Потом будут Лазарь, Голгофа, Фома, —
Откуда бы душам слепым больше браться?! –
Но, ищущих свет, сосчитаешь по пальцам,
А, выбравших тьму, к сожалению … тьма.
* * *
Я не могу без слёз читать об Ольге,
Переменившей облик всей Руси,
Чей образ был принижен и оболган;
И я дерзну прощения просить
За то, что Русь советская и царская,
Убитая бездарностью вождей,
Их грудь нещадно увешала цацками,
Порой креста не находя на ней.
И, зная цену «царской профпригодности»,
Надеждой осенясь, смотрю вперёд,
Туда, где, утомясь от безысходности,
Народ другую Ольгу призовёт.
* * *
Зима с рассвета в кузнице своей
Из солнца лила золотые слитки –
Я так просился в подмастерье к ней,
Ан, не взяла…, чтоб не повлечь убытки. |
* * *
Я в День Победы не скрываю слёз;
В сей год они и горше, и обильней:
Неужто и мой дядя жизнь унёс
В Курляндскую кромешную давильню,
Чтобы министр, не служивший дня,
Парад Победы принимал бы сидя,
Лишь потому, что чей-то там родня. –
И, этот срам и униженье видя,
Я громко возмущаюсь… втихаря,
А от трясенья воздуха нет следа.
…Народы ране предали царя,
Теперь – царьки народную победу…
* * *
Мне кажется, в нас склонность ко греху
От ложно понимаемой морали,
Что нашу грязь, коросту, шелуху
Господь отчистит сам.

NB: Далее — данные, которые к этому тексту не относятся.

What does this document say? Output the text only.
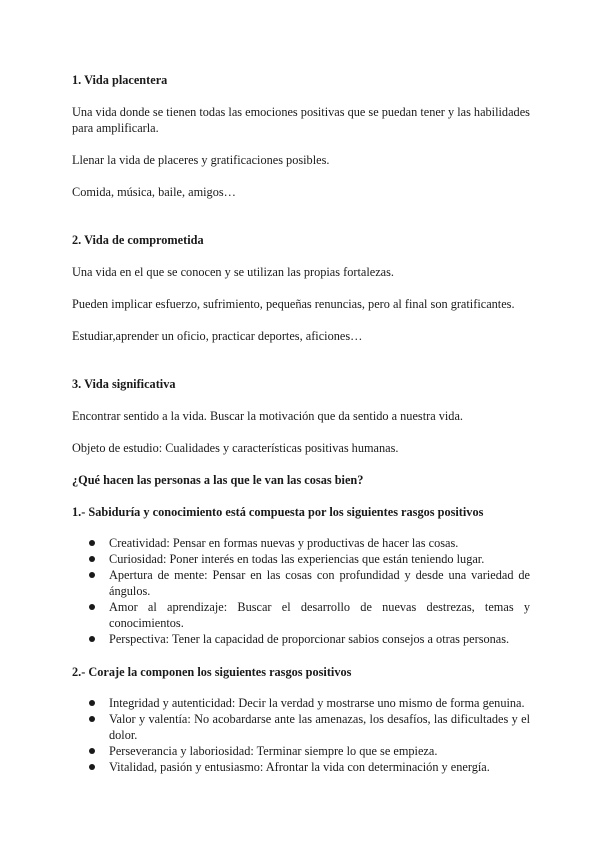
1. Vida placentera

Una vida donde se tienen todas las emociones positivas que se puedan tener y las habilidades para amplificarla.

Llenar la vida de placeres y gratificaciones posibles.

Comida, música, baile, amigos…

2. Vida de comprometida

Una vida en el que se conocen y se utilizan las propias fortalezas.

Pueden implicar esfuerzo, sufrimiento, pequeñas renuncias, pero al final son gratificantes.

Estudiar,aprender un oficio, practicar deportes, aficiones…

3. Vida significativa

Encontrar sentido a la vida. Buscar la motivación que da sentido a nuestra vida.

Objeto de estudio: Cualidades y características positivas humanas.

¿Qué hacen las personas a las que le van las cosas bien?

1.- Sabiduría y conocimiento está compuesta por los siguientes rasgos positivos

Creatividad: Pensar en formas nuevas y productivas de hacer las cosas.
Curiosidad: Poner interés en todas las experiencias que están teniendo lugar.
Apertura de mente: Pensar en las cosas con profundidad y desde una variedad de ángulos.
Amor al aprendizaje: Buscar el desarrollo de nuevas destrezas, temas y conocimientos.
Perspectiva: Tener la capacidad de proporcionar sabios consejos a otras personas.

2.- Coraje la componen los siguientes rasgos positivos

Integridad y autenticidad: Decir la verdad y mostrarse uno mismo de forma genuina.
Valor y valentía: No acobardarse ante las amenazas, los desafíos, las dificultades y el dolor.
Perseverancia y laboriosidad: Terminar siempre lo que se empieza.
Vitalidad, pasión y entusiasmo: Afrontar la vida con determinación y energía.
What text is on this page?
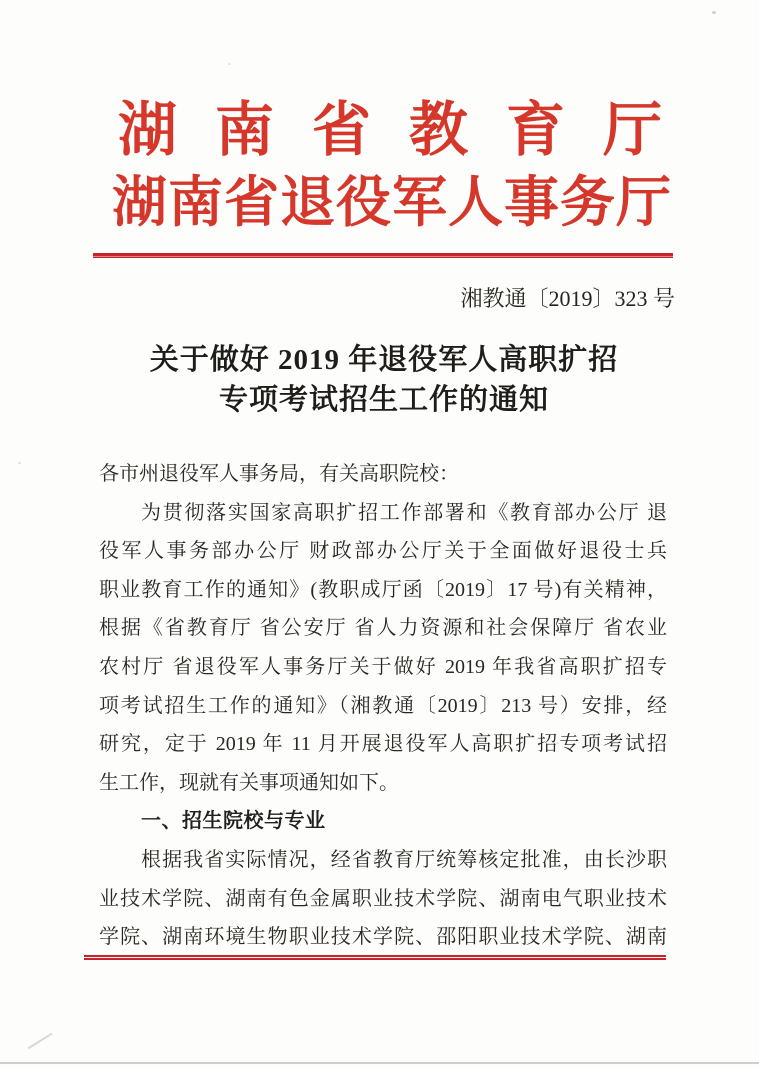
湖南省教育厅
湖南省退役军人事务厅
湘教通〔2019〕323 号
关于做好 2019 年退役军人高职扩招
专项考试招生工作的通知
各市州退役军人事务局，有关高职院校：
为贯彻落实国家高职扩招工作部署和《教育部办公厅 退
役军人事务部办公厅 财政部办公厅关于全面做好退役士兵
职业教育工作的通知》(教职成厅函〔2019〕17 号)有关精神，
根据《省教育厅 省公安厅 省人力资源和社会保障厅 省农业
农村厅 省退役军人事务厅关于做好 2019 年我省高职扩招专
项考试招生工作的通知》（湘教通〔2019〕213 号）安排，经
研究，定于 2019 年 11 月开展退役军人高职扩招专项考试招
生工作，现就有关事项通知如下。
一、招生院校与专业
根据我省实际情况，经省教育厅统筹核定批准，由长沙职
业技术学院、湖南有色金属职业技术学院、湖南电气职业技术
学院、湖南环境生物职业技术学院、邵阳职业技术学院、湖南
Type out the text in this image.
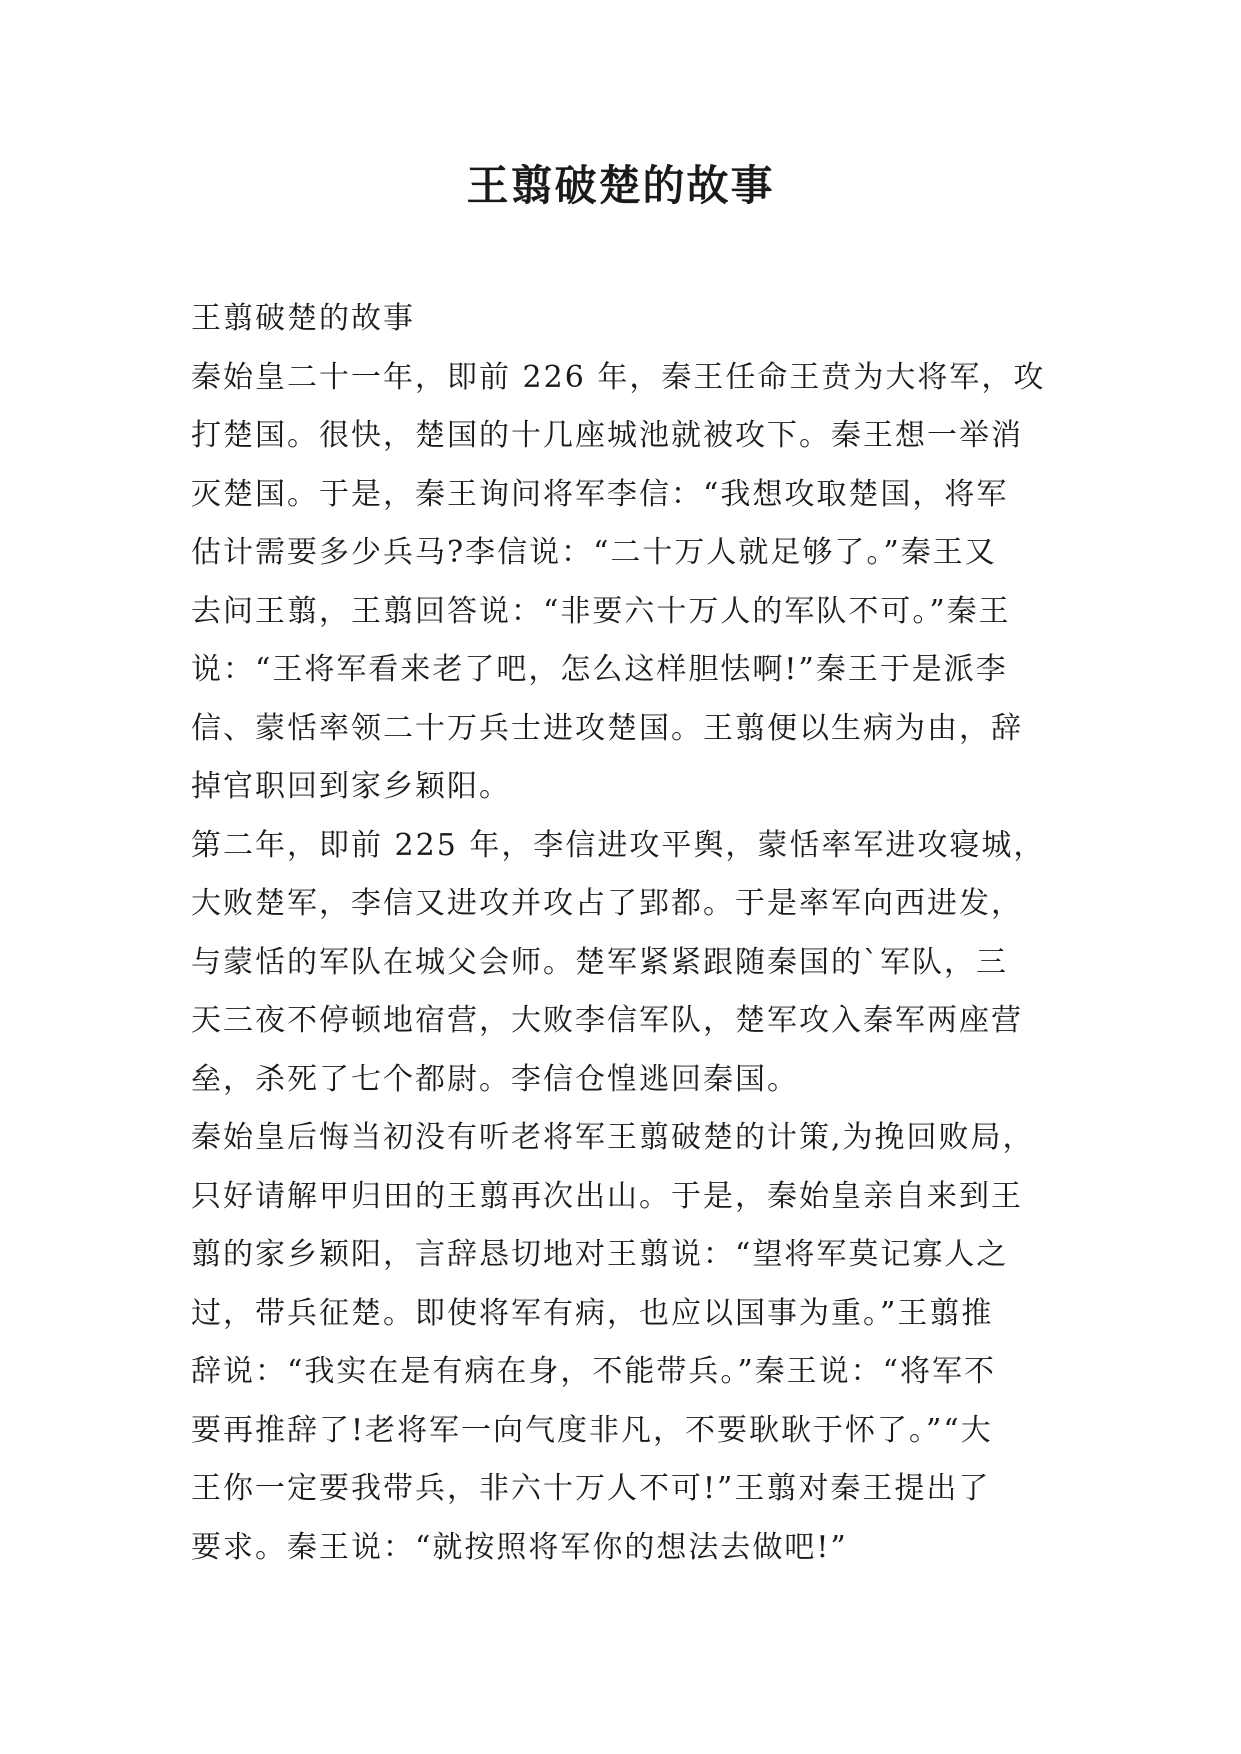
王翦破楚的故事
王翦破楚的故事
秦始皇二十一年，即前 226 年，秦王任命王贲为大将军，攻
打楚国。很快，楚国的十几座城池就被攻下。秦王想一举消
灭楚国。于是，秦王询问将军李信：“我想攻取楚国，将军
估计需要多少兵马?李信说：“二十万人就足够了。”秦王又
去问王翦，王翦回答说：“非要六十万人的军队不可。”秦王
说：“王将军看来老了吧，怎么这样胆怯啊!”秦王于是派李
信、蒙恬率领二十万兵士进攻楚国。王翦便以生病为由，辞
掉官职回到家乡颖阳。
第二年，即前 225 年，李信进攻平舆，蒙恬率军进攻寝城，
大败楚军，李信又进攻并攻占了郢都。于是率军向西进发，
与蒙恬的军队在城父会师。楚军紧紧跟随秦国的`军队，三
天三夜不停顿地宿营，大败李信军队，楚军攻入秦军两座营
垒，杀死了七个都尉。李信仓惶逃回秦国。
秦始皇后悔当初没有听老将军王翦破楚的计策,为挽回败局，
只好请解甲归田的王翦再次出山。于是，秦始皇亲自来到王
翦的家乡颖阳，言辞恳切地对王翦说：“望将军莫记寡人之
过，带兵征楚。即使将军有病，也应以国事为重。”王翦推
辞说：“我实在是有病在身，不能带兵。”秦王说：“将军不
要再推辞了!老将军一向气度非凡，不要耿耿于怀了。”“大
王你一定要我带兵，非六十万人不可!”王翦对秦王提出了
要求。秦王说：“就按照将军你的想法去做吧!”
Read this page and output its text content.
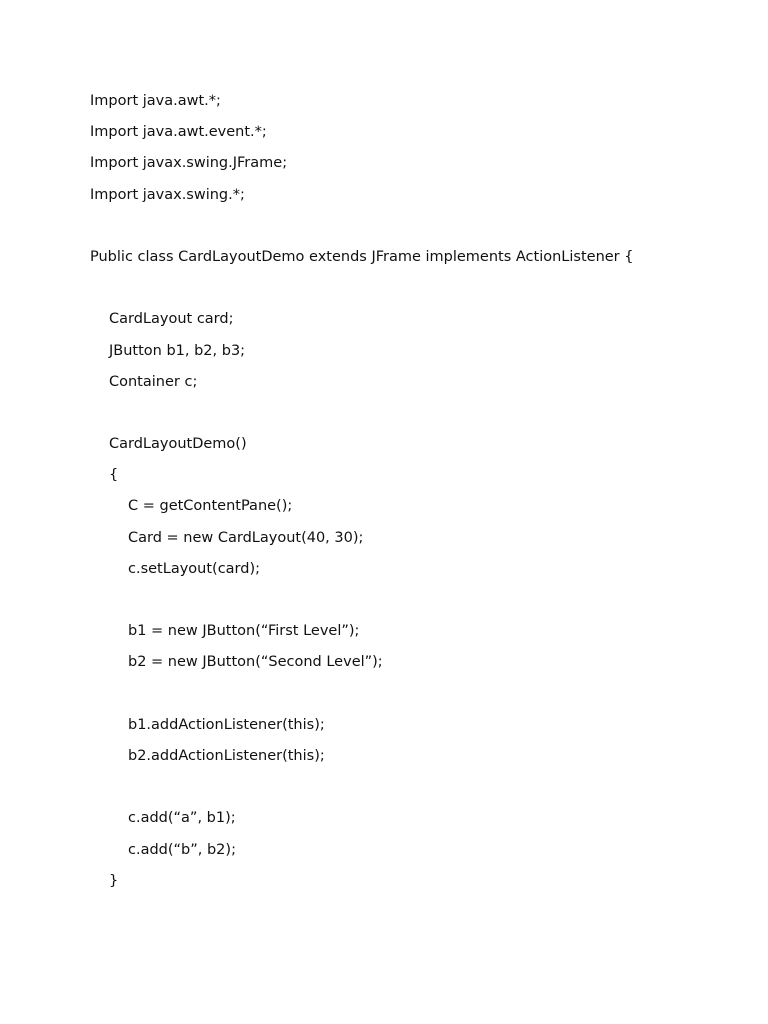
Import java.awt.*;
Import java.awt.event.*;
Import javax.swing.JFrame;
Import javax.swing.*;
Public class CardLayoutDemo extends JFrame implements ActionListener {
CardLayout card;
JButton b1, b2, b3;
Container c;
CardLayoutDemo()
{
C = getContentPane();
Card = new CardLayout(40, 30);
c.setLayout(card);
b1 = new JButton(“First Level”);
b2 = new JButton(“Second Level”);
b1.addActionListener(this);
b2.addActionListener(this);
c.add(“a”, b1);
c.add(“b”, b2);
}
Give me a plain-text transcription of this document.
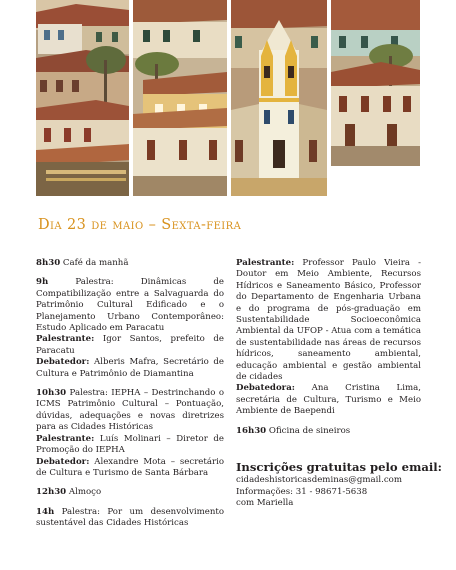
Dia 23 de maio – Sexta-feira

8h30 Café da manhã

9h Palestra: Dinâmicas de Compatibilização entre a Salvaguarda do Patrimônio Cultural Edificado e o Planejamento Urbano Contemporâneo: Estudo Aplicado em Paracatu

Palestrante: Igor Santos, prefeito de Paracatu

Debatedor: Alberis Mafra, Secretário de Cultura e Patrimônio de Diamantina

10h30 Palestra: IEPHA – Destrinchando o ICMS Patrimônio Cultural – Pontuação, dúvidas, adequações e novas diretrizes para as Cidades Históricas

Palestrante: Luís Molinari – Diretor de Promoção do IEPHA

Debatedor: Alexandre Mota – secretário de Cultura e Turismo de Santa Bárbara

12h30 Almoço

14h Palestra: Por um desenvolvimento sustentável das Cidades Históricas

Palestrante: Professor Paulo Vieira - Doutor em Meio Ambiente, Recursos Hídricos e Saneamento Básico, Professor do Departamento de Engenharia Urbana e do programa de pós-graduação em Sustentabilidade Socioeconômica Ambiental da UFOP - Atua com a temática de sustentabilidade nas áreas de recursos hídricos, saneamento ambiental, educação ambiental e gestão ambiental de cidades

Debatedora: Ana Cristina Lima, secretária de Cultura, Turismo e Meio Ambiente de Baependi

16h30 Oficina de sineiros

Inscrições gratuitas pelo email:
cidadeshistoricasdeminas@gmail.com
Informações: 31 - 98671-5638
com Mariella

Едва ли?!
Да, Он, конечно, любит равно всех,
Но низводить Его до роли служки,
Простите, может, самый страшный грех. –
Вот если сам над каждой конопушкой
Я попотею, потрясусь, повою,
И ногти с кровью с пальцев оторву, –
Надеюсь, Он решит: я что-то стою –
И кротко преклонит свою главу…
* * *
Распечатали август, где все на таинственной грани:
Лист, до срока упавший и яблоки к Спасу в парше,
И грустят под дождем, словно ватные хлопья, герани,
И сердечный роман будто списан со старых клише.
Откупорили месяц, где росы, как вдовии слезы,
Где туманы, как морок, и сизое пламя их жжет,
И бессонною ночью смотрю, как седеют березы,
И над памятью прошлой я вволю наплачусь, ужо.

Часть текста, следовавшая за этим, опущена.